Study: Global warming to place billions in "near-unliveable" heat
Climate change stands to reshape the world in all kinds of ways, and one of the most profound will be the impact of warmer temperatures on the human population. An international team of researchers casting an eye towards this future has published a study detailing a grim outlook for billions of people, with rapidly rising temperatures to leave them outside the “climate niche” where humans have thrived for thousands of years.
A lot of reports that investigate the oncoming effects of climate change do so with an 2 °C (3.6 °F) or 3 °C (5.4 °F) temperature increase in mind and project how such jumps in global average temperatures over pre-industrial levels could impact the world’s ecosystems, from the oceans to the mountains, and everything in between.
The new study, carried out by an international team of scientists, looks at temperatures the average human can expect to endure if greenhouse gas emissions aren't reined in. The researchers began by analyzing where we have spent most of our time for thousands of years previous, finding that the human population has mostly resided in narrow climate bands.
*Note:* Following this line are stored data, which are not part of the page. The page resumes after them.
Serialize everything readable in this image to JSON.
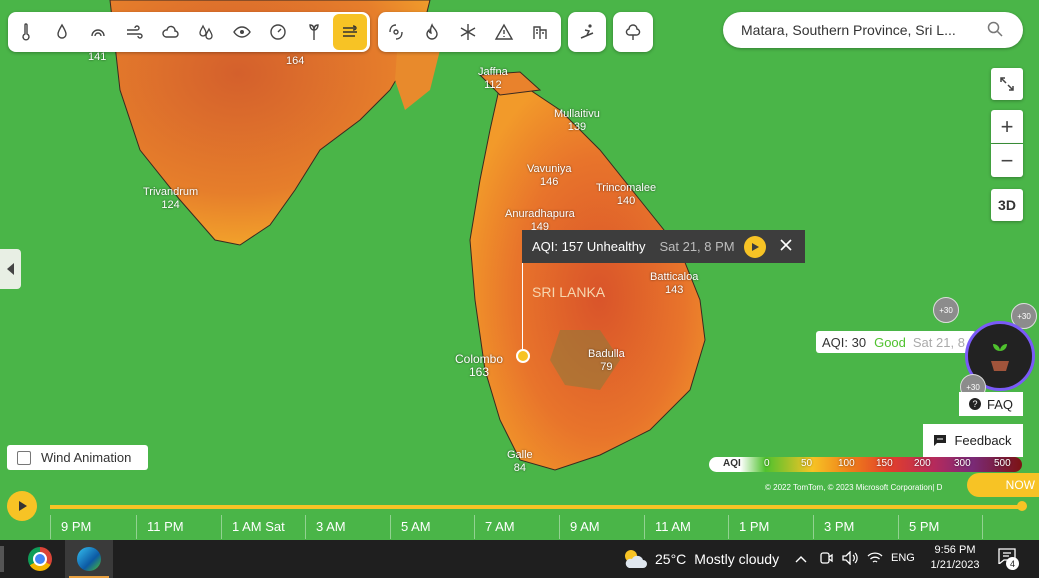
{
  "toolbar_primary": [
    "thermometer-icon",
    "droplet-icon",
    "rain-gauge-icon",
    "wind-icon",
    "cloud-icon",
    "humidity-icon",
    "visibility-icon",
    "pressure-icon",
    "pollen-icon",
    "air-quality-icon"
  ],
  "toolbar_secondary": [
    "hurricane-icon",
    "fire-icon",
    "snowflake-icon",
    "warning-icon",
    "buildings-icon"
  ],
  "search": {
    "value": "Matara, Southern Province, Sri L..."
  },
  "controls": {
    "fullscreen": "fullscreen-icon",
    "zoom_in": "+",
    "zoom_out": "−",
    "three_d": "3D"
  },
  "map_labels": [
    {
      "name": "",
      "value": "141"
    },
    {
      "name": "",
      "value": "164"
    },
    {
      "name": "Jaffna",
      "value": "112"
    },
    {
      "name": "Mullaitivu",
      "value": "139"
    },
    {
      "name": "Vavuniya",
      "value": "146"
    },
    {
      "name": "Trincomalee",
      "value": "140"
    },
    {
      "name": "Trivandrum",
      "value": "124"
    },
    {
      "name": "Anuradhapura",
      "value": "149"
    },
    {
      "name": "Batticaloa",
      "value": "143"
    },
    {
      "name": "Colombo",
      "value": "163"
    },
    {
      "name": "Badulla",
      "value": "79"
    },
    {
      "name": "Galle",
      "value": "84"
    }
  ],
  "country_label": "SRI LANKA",
  "tooltip": {
    "value": "AQI: 157 Unhealthy",
    "time": "Sat 21, 8 PM"
  },
  "secondary_tooltip": {
    "value": "AQI: 30",
    "status": "Good",
    "time": "Sat 21, 8"
  },
  "badges": [
    "+30",
    "+30",
    "+30"
  ],
  "faq_label": "FAQ",
  "feedback_label": "Feedback",
  "wind_animation_label": "Wind Animation",
  "legend": {
    "title": "AQI",
    "ticks": [
      "0",
      "50",
      "100",
      "150",
      "200",
      "300",
      "500"
    ]
  },
  "attribution": "© 2022 TomTom, © 2023 Microsoft Corporation| D",
  "now_label": "NOW",
  "timeline": [
    "9 PM",
    "11 PM",
    "1 AM Sat",
    "3 AM",
    "5 AM",
    "7 AM",
    "9 AM",
    "11 AM",
    "1 PM",
    "3 PM",
    "5 PM"
  ],
  "taskbar": {
    "weather_temp": "25°C",
    "weather_text": "Mostly cloudy",
    "lang": "ENG",
    "time": "9:56 PM",
    "date": "1/21/2023",
    "notif_count": "4"
  },
  "colors": {
    "accent": "#f7c325",
    "good": "#4fc22e"
  }
}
The majority live in regions with average annual temperatures of 11-15 °C (52-59 °F), while a smaller amount inhabit regions of 20-25 °C (68-77 °F).
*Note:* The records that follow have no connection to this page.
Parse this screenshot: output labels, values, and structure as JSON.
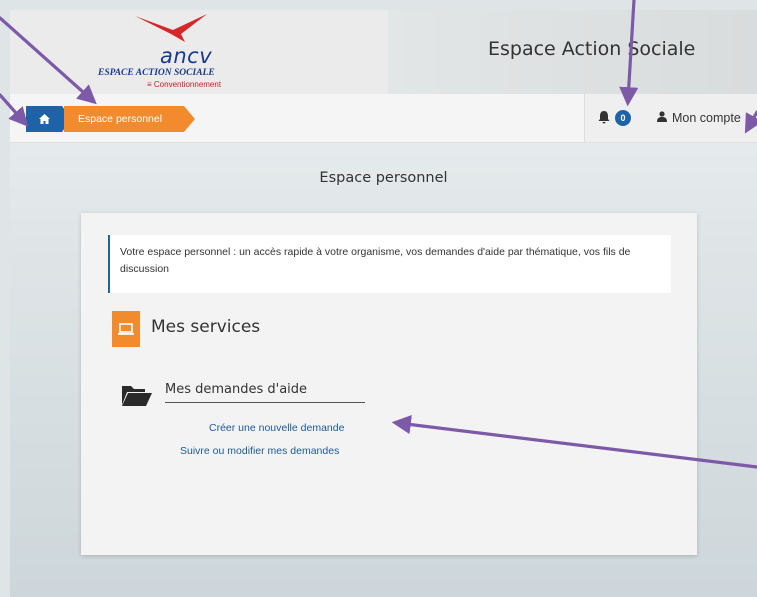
{
  "header": {
    "logo_text": "ancv",
    "logo_subtitle": "ESPACE ACTION SOCIALE",
    "logo_tagline": "≡ Conventionnement",
    "app_title": "Espace Action Sociale"
  },
  "navbar": {
    "home_icon": "home-icon",
    "breadcrumb": "Espace personnel",
    "notifications_count": "0",
    "account_label": "Mon compte"
  },
  "main": {
    "page_title": "Espace personnel",
    "intro_text": "Votre espace personnel : un accès rapide à votre organisme, vos demandes d'aide par thématique, vos fils de discussion",
    "services_title": "Mes services",
    "demandes_title": "Mes demandes d'aide",
    "link_create": "Créer une nouvelle demande",
    "link_follow": "Suivre ou modifier mes demandes"
  },
  "colors": {
    "accent_blue": "#1e63a8",
    "accent_orange": "#f28a2e",
    "annotation_purple": "#7d5aa8"
  }
}
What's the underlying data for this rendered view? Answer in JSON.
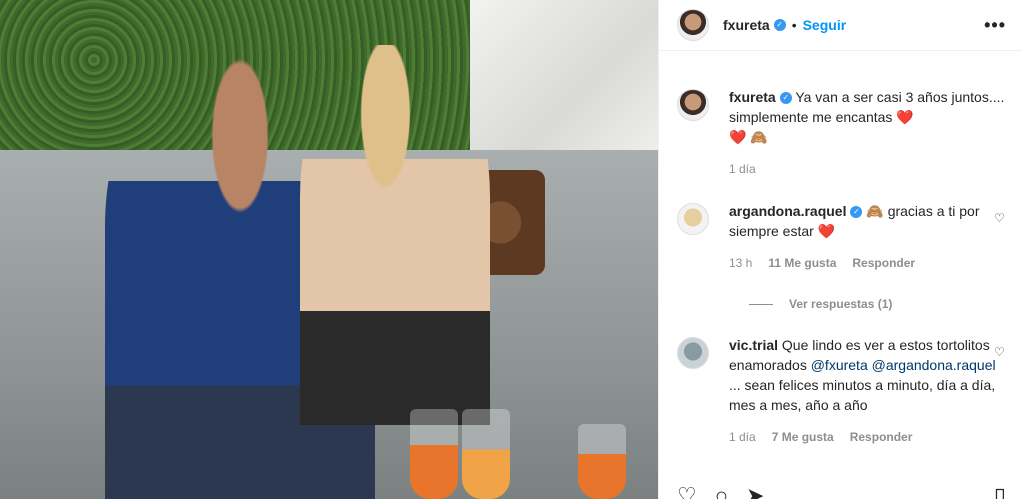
{
  "post": {
    "author": "fxureta",
    "follow_label": "Seguir",
    "more_label": "•••",
    "separator": "•",
    "verified_mark": "✓"
  },
  "caption": {
    "username": "fxureta",
    "text": "Ya van a ser casi 3 años juntos.... simplemente me encantas",
    "emoji_line": "❤️ 🙈",
    "trailing_emoji": "❤️",
    "time": "1 día"
  },
  "comments": [
    {
      "username": "argandona.raquel",
      "verified": true,
      "lead_emoji": "🙈",
      "text": "gracias a ti por siempre estar",
      "trailing_emoji": "❤️",
      "time": "13 h",
      "likes": "11 Me gusta",
      "reply_label": "Responder",
      "view_replies": "Ver respuestas (1)"
    },
    {
      "username": "vic.trial",
      "verified": false,
      "text_part1": "Que lindo es ver a estos tortolitos enamorados",
      "mention1": "@fxureta",
      "mention2": "@argandona.raquel",
      "text_part2": "... sean felices minutos a minuto, día a día, mes a mes, año a año",
      "time": "1 día",
      "likes": "7 Me gusta",
      "reply_label": "Responder"
    }
  ],
  "icons": {
    "like": "heart-icon",
    "comment": "comment-icon",
    "share": "share-icon",
    "save": "bookmark-icon"
  }
}
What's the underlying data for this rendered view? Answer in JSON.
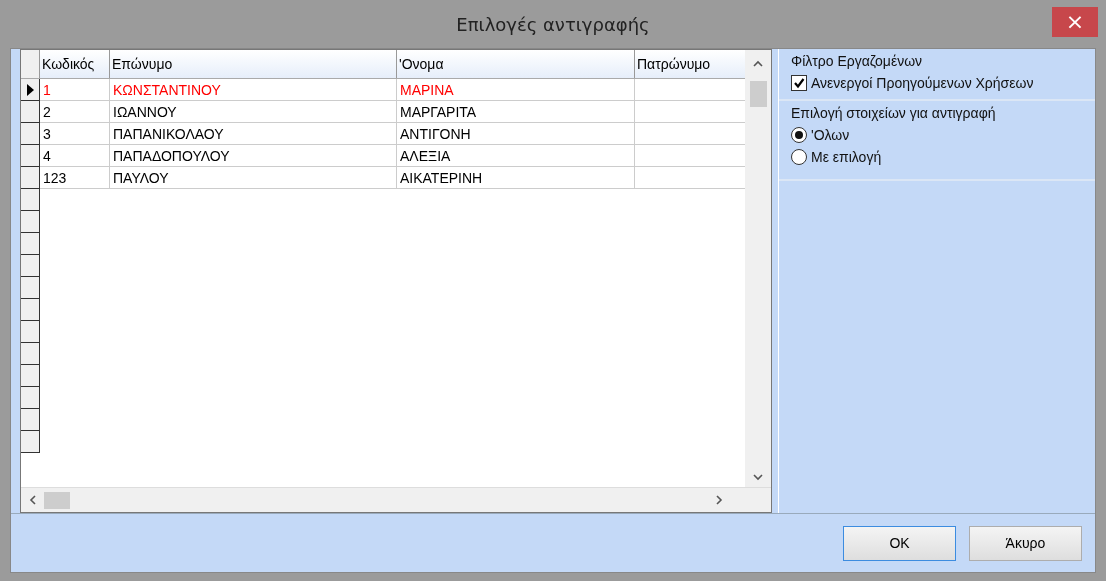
{
  "window": {
    "title": "Επιλογές αντιγραφής",
    "close": "×"
  },
  "table": {
    "columns": [
      "Κωδικός",
      "Επώνυμο",
      "'Ονομα",
      "Πατρώνυμο"
    ],
    "rows": [
      {
        "cells": [
          "1",
          "ΚΩΝΣΤΑΝΤΙΝΟΥ",
          "ΜΑΡΙΝΑ",
          ""
        ],
        "selected": true
      },
      {
        "cells": [
          "2",
          "ΙΩΑΝΝΟΥ",
          "ΜΑΡΓΑΡΙΤΑ",
          ""
        ],
        "selected": false
      },
      {
        "cells": [
          "3",
          "ΠΑΠΑΝΙΚΟΛΑΟΥ",
          "ΑΝΤΙΓΟΝΗ",
          ""
        ],
        "selected": false
      },
      {
        "cells": [
          "4",
          "ΠΑΠΑΔΟΠΟΥΛΟΥ",
          "ΑΛΕΞΙΑ",
          ""
        ],
        "selected": false
      },
      {
        "cells": [
          "123",
          "ΠΑΥΛΟΥ",
          "ΑΙΚΑΤΕΡΙΝΗ",
          ""
        ],
        "selected": false
      }
    ]
  },
  "filter": {
    "title": "Φίλτρο Εργαζομένων",
    "checkbox": {
      "label": "Ανενεργοί Προηγούμενων Χρήσεων",
      "checked": true
    }
  },
  "copy_options": {
    "title": "Επιλογή στοιχείων για αντιγραφή",
    "options": [
      {
        "label": "'Ολων",
        "selected": true
      },
      {
        "label": "Με επιλογή",
        "selected": false
      }
    ]
  },
  "buttons": [
    {
      "label": "OK",
      "default": true
    },
    {
      "label": "Άκυρο",
      "default": false
    }
  ]
}
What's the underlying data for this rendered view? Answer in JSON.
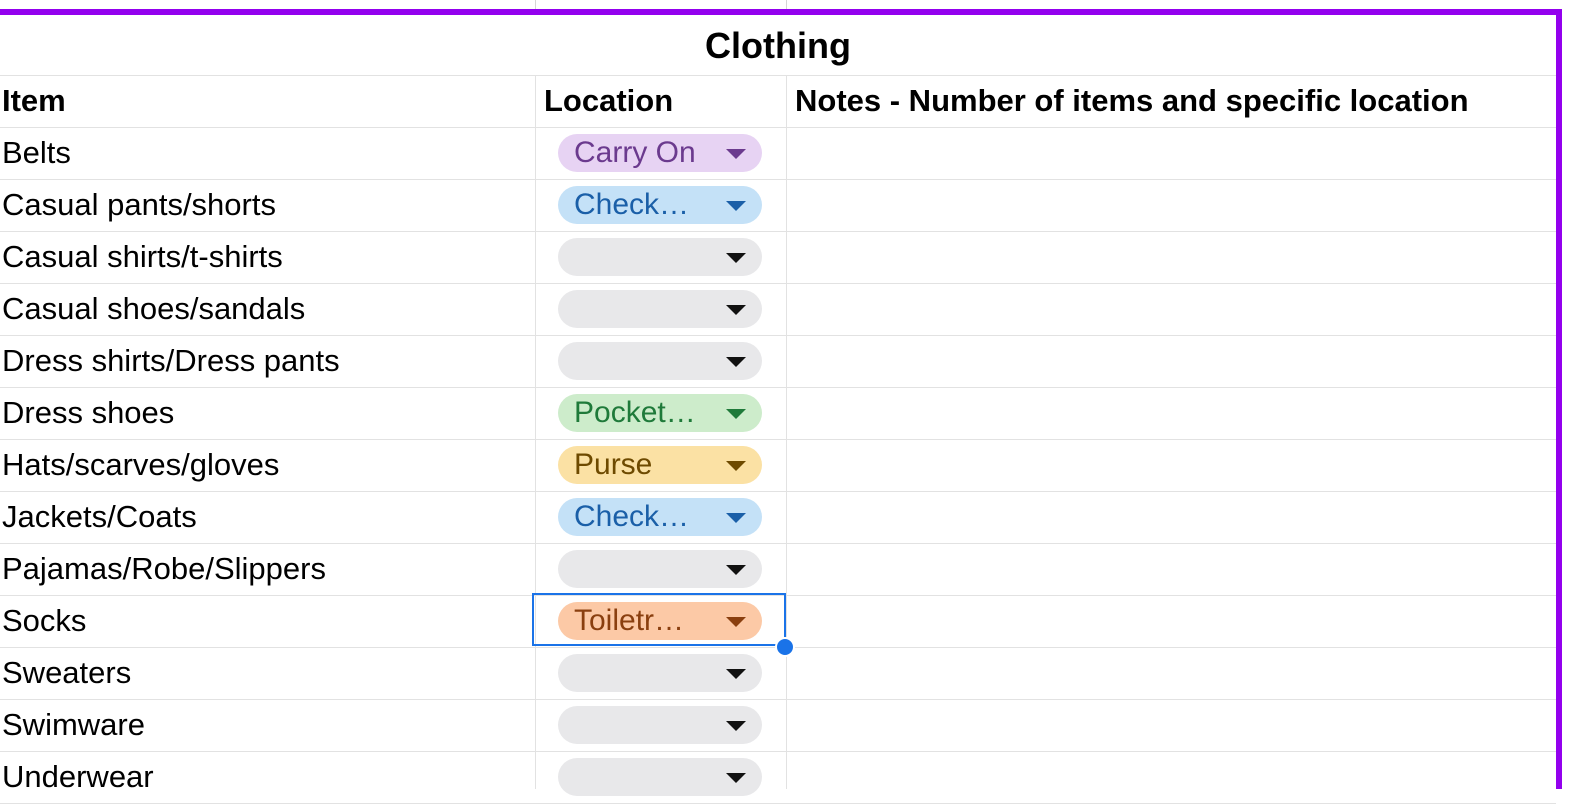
{
  "sheet": {
    "title": "Clothing",
    "headers": {
      "item": "Item",
      "location": "Location",
      "notes": "Notes - Number of items and specific location"
    },
    "rows": [
      {
        "item": "Belts",
        "location": "Carry On",
        "chip": {
          "bg": "#e7d3f3",
          "fg": "#6b3a8e",
          "arrow": "#6b3a8e"
        }
      },
      {
        "item": "Casual pants/shorts",
        "location": "Check…",
        "chip": {
          "bg": "#c4e1f7",
          "fg": "#1a5fa8",
          "arrow": "#1a5fa8"
        }
      },
      {
        "item": "Casual shirts/t-shirts",
        "location": "",
        "chip": {
          "bg": "#e8e8ea",
          "fg": "#111111",
          "arrow": "#111111"
        }
      },
      {
        "item": "Casual shoes/sandals",
        "location": "",
        "chip": {
          "bg": "#e8e8ea",
          "fg": "#111111",
          "arrow": "#111111"
        }
      },
      {
        "item": "Dress shirts/Dress pants",
        "location": "",
        "chip": {
          "bg": "#e8e8ea",
          "fg": "#111111",
          "arrow": "#111111"
        }
      },
      {
        "item": "Dress shoes",
        "location": "Pocket…",
        "chip": {
          "bg": "#cdeccb",
          "fg": "#1f7a3a",
          "arrow": "#1f7a3a"
        }
      },
      {
        "item": "Hats/scarves/gloves",
        "location": "Purse",
        "chip": {
          "bg": "#fbe1a4",
          "fg": "#6e4a00",
          "arrow": "#6e4a00"
        }
      },
      {
        "item": "Jackets/Coats",
        "location": "Check…",
        "chip": {
          "bg": "#c4e1f7",
          "fg": "#1a5fa8",
          "arrow": "#1a5fa8"
        }
      },
      {
        "item": "Pajamas/Robe/Slippers",
        "location": "",
        "chip": {
          "bg": "#e8e8ea",
          "fg": "#111111",
          "arrow": "#111111"
        }
      },
      {
        "item": "Socks",
        "location": "Toiletr…",
        "chip": {
          "bg": "#fcc9a6",
          "fg": "#8a3f0f",
          "arrow": "#8a3f0f"
        }
      },
      {
        "item": "Sweaters",
        "location": "",
        "chip": {
          "bg": "#e8e8ea",
          "fg": "#111111",
          "arrow": "#111111"
        }
      },
      {
        "item": "Swimware",
        "location": "",
        "chip": {
          "bg": "#e8e8ea",
          "fg": "#111111",
          "arrow": "#111111"
        }
      },
      {
        "item": "Underwear",
        "location": "",
        "chip": {
          "bg": "#e8e8ea",
          "fg": "#111111",
          "arrow": "#111111"
        }
      }
    ],
    "selected_row": 9,
    "colors": {
      "frame": "#9300ee",
      "selection": "#1a73e8",
      "gridline": "#e2e2e2"
    }
  }
}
“This strikingly constant climate niche likely represents fundamental constraints on what humans need to survive and thrive,” says Professor Marten Scheffer of Wageningen University.
The team calculates that the average person can expect a temperature increase of 7.5 °C (13.5 °F) by 2070, much higher than the expected global average of just over 3 °C because land warms more quickly than the oceans and population growth is higher in already warm places. This, combined with projected changes in global population, would place 30 percent of the world’s people in places with average temperature of more than 29 °C (84.2 °F).
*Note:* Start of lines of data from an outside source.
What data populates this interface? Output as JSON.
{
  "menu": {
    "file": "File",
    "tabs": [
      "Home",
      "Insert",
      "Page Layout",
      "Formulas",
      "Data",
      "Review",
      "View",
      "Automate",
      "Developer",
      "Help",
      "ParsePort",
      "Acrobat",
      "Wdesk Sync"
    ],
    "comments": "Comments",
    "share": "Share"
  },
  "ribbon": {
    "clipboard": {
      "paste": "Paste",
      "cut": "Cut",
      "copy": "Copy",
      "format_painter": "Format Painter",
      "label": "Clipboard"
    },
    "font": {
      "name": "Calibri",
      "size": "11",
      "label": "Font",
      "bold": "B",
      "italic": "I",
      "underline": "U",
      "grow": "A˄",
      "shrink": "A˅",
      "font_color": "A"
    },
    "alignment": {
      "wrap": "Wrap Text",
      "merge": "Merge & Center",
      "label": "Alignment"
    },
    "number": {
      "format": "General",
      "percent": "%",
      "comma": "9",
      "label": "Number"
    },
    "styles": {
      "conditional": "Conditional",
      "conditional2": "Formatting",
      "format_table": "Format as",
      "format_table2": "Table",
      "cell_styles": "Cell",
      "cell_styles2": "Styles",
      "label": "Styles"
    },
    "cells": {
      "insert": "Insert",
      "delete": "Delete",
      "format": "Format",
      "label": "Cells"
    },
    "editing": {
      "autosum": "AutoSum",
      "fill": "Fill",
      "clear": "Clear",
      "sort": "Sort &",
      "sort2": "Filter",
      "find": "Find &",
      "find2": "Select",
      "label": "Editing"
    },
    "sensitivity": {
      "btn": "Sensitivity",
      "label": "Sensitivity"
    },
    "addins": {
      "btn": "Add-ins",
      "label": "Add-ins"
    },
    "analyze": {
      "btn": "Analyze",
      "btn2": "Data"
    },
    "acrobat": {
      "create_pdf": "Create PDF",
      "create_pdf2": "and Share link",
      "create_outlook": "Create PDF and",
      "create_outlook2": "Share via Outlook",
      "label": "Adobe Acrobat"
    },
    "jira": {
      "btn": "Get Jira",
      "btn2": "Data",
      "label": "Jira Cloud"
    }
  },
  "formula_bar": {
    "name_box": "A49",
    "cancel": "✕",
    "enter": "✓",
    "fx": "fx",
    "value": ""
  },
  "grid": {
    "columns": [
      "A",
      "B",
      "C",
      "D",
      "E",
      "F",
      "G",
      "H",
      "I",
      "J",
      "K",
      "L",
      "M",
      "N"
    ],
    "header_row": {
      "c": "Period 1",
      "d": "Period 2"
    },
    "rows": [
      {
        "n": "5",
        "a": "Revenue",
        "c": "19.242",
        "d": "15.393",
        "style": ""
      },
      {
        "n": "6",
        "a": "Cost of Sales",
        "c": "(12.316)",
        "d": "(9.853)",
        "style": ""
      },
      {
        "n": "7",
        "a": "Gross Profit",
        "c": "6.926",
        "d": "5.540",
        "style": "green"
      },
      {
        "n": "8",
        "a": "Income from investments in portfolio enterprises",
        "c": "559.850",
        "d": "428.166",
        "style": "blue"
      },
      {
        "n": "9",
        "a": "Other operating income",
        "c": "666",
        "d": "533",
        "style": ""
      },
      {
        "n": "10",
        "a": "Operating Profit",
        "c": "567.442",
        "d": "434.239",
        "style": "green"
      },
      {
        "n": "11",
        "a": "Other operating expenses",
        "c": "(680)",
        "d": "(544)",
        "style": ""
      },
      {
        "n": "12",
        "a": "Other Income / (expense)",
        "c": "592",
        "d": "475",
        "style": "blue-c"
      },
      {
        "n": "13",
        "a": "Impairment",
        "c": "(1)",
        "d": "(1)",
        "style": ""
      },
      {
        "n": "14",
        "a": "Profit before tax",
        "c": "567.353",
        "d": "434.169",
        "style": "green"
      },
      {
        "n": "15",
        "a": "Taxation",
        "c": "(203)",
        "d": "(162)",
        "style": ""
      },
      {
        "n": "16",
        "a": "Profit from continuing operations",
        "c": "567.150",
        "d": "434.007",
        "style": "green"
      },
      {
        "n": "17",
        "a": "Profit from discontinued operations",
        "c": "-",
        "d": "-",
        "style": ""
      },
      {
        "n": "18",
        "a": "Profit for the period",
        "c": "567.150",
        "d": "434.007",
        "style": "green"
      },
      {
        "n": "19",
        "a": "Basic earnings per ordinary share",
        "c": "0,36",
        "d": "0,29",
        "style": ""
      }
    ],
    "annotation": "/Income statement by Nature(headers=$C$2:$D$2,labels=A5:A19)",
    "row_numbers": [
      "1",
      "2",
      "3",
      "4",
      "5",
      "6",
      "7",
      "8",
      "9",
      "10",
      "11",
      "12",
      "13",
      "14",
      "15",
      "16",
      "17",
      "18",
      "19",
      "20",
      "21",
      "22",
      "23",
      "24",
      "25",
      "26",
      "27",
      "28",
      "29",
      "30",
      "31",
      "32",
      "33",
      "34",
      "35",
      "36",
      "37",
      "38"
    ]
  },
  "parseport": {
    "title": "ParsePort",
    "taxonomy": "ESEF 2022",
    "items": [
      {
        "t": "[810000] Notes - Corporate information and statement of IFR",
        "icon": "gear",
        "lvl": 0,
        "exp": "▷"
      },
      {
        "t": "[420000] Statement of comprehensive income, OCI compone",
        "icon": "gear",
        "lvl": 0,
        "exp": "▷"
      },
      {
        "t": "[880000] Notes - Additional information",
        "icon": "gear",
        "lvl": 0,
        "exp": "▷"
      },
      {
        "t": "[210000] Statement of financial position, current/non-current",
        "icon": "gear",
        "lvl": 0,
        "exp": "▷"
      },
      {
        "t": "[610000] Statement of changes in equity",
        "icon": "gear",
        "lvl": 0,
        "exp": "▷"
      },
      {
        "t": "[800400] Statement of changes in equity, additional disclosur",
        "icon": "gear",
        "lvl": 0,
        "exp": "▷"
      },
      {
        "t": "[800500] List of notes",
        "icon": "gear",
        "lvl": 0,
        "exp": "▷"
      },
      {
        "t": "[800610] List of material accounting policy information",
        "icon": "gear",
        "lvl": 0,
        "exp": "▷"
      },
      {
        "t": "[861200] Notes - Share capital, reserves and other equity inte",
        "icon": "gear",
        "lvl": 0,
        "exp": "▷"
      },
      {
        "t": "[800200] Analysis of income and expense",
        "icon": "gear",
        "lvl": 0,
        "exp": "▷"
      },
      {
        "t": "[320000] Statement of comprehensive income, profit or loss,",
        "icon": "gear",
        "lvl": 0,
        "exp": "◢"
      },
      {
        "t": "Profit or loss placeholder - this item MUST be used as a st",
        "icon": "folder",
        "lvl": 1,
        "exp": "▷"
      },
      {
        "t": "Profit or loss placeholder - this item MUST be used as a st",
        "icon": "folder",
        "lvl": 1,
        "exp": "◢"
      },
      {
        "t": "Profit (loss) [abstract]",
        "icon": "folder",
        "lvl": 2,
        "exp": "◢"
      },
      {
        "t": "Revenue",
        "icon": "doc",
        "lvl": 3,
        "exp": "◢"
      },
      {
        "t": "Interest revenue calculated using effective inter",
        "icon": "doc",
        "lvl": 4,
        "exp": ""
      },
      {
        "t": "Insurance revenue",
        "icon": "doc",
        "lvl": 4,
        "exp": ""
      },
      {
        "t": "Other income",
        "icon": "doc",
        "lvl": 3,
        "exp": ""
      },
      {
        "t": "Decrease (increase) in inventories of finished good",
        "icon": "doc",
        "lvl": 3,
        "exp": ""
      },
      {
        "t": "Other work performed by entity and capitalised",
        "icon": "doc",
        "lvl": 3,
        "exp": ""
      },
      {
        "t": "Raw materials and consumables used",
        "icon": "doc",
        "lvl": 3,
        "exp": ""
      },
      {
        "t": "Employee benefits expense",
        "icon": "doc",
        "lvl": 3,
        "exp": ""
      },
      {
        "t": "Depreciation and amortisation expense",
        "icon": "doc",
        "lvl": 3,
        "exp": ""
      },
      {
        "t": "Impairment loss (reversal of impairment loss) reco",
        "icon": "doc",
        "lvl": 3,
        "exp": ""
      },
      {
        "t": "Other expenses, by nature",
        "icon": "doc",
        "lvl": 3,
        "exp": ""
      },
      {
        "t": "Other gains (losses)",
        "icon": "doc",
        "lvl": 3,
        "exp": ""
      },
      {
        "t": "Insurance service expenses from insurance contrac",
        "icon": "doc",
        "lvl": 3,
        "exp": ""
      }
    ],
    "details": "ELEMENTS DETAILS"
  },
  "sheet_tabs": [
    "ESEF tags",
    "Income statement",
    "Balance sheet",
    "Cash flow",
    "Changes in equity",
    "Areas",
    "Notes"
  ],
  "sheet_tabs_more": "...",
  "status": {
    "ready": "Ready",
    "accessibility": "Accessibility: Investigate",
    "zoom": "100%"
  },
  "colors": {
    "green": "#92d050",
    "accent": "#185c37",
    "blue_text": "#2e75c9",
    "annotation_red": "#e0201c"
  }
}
These conditions exist on Earth today, but only in inhospitable places like the hottest parts of the Sahara desert, and make up just 0.8 percent of the global land surface. According to the team’s projections, by 2070 this could balloon to cover 19 percent of the global land surface if emissions aren't cut.
“This would bring 3.5 billion people into near-unliveable conditions,” says Jens-Christian Svenning from Aarhus University, a co-author of the study.
While painting a dire picture for around a third of the global population, the researchers hope their findings can also offer some clear direction around the benefits of taking decisive action on climate change.
“The good news is that these impacts can be greatly reduced if humanity succeeds in curbing global warming,” says study co-author Tim Lenton, climate specialist at the University of Exeter. “Our computations show that each degree warming above present levels corresponds to roughly one billion people falling outside of the climate niche. It is important that we can now express the benefits of curbing greenhouse gas emissions in something more human than just monetary terms.”
The research was published in the journal Proceedings of the National Academy of Sciences.